The common interest of the plaintiff and her son and the appellant, as owners in separate shares of the entire capital stock of the corporation, doubtless impelled them thus to become accommodation indorsers, with a view to protecting their financial interests; and in such circumstances the presumption arising from the order in which the names of the indorsers appear, if not overcome as matter of law, is sufficiently overcome, at least, to raise a question of fact as to whether it was not the intention of the parties to become jointly liable as sureties for the corporation and not liable to one another according to the order of their respective indorsements. (See Easterly v. Barber, 66 N. Y. 433; George v. Bacon, 138 App. Div. 208.) The court refused appellant’s request to go to the jury, which, we think, should have been granted. The plaintiff, however, would in any event be entitled to contribution from the appellant to the extent of one-third of the amount she was obliged to pay, together with interest thereon from the date of payment. (See George v.

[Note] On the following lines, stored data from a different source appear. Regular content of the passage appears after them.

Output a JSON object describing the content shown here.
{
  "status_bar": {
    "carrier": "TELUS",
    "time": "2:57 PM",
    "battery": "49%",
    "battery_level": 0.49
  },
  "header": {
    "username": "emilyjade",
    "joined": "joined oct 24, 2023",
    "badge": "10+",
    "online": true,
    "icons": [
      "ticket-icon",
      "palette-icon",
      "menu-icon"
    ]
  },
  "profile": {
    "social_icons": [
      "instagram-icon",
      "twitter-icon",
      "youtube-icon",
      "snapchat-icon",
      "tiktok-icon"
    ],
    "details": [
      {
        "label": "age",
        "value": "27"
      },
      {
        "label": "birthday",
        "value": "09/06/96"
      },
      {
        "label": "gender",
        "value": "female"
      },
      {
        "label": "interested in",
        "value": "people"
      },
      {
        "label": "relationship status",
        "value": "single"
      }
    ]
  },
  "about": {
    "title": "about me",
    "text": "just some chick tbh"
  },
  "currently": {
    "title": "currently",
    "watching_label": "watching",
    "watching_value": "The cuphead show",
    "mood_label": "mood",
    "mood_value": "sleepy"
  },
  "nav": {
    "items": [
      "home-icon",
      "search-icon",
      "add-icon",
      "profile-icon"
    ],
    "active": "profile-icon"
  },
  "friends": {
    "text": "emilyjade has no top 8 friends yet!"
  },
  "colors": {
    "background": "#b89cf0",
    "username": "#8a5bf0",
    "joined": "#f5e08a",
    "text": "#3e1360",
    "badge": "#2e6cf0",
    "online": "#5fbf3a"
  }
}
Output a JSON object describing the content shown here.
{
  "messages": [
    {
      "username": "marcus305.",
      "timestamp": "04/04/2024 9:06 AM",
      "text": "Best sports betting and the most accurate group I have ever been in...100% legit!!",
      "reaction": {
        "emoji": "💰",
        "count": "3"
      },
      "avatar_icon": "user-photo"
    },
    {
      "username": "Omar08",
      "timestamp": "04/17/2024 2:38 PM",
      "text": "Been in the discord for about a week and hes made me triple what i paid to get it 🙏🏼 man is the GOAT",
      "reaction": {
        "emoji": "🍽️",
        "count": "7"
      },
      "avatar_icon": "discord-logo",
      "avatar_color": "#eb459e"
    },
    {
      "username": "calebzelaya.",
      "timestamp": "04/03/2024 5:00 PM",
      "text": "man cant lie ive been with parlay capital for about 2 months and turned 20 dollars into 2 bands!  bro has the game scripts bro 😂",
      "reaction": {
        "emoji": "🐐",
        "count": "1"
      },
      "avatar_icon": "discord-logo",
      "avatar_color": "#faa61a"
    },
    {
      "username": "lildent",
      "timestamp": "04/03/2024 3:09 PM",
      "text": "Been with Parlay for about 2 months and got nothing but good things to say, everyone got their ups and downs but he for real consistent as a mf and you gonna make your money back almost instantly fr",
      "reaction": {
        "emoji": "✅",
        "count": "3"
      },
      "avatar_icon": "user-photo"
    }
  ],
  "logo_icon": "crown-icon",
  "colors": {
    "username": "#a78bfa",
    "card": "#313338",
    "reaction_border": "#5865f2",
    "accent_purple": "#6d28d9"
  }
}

Bacon, supra.) She paid $2,236.03 on the 30th day of October, 1913. If she wishes to stipulate to reduce the recovery to the amount to which she is clearly entitled as matter of law, there is no occasion for a new trial.

It follows that the judgment and order should be reversed *201and a new trial granted, with costs to appellant to abide the event, unless the plaintiff stipulates to reduce the recovery to $789.81, in which event the judgment is so modified and affirmed, without costs.

McLaughlin, Clarke and Scott, JJ., concurred; Ingraham, P. J., dissented.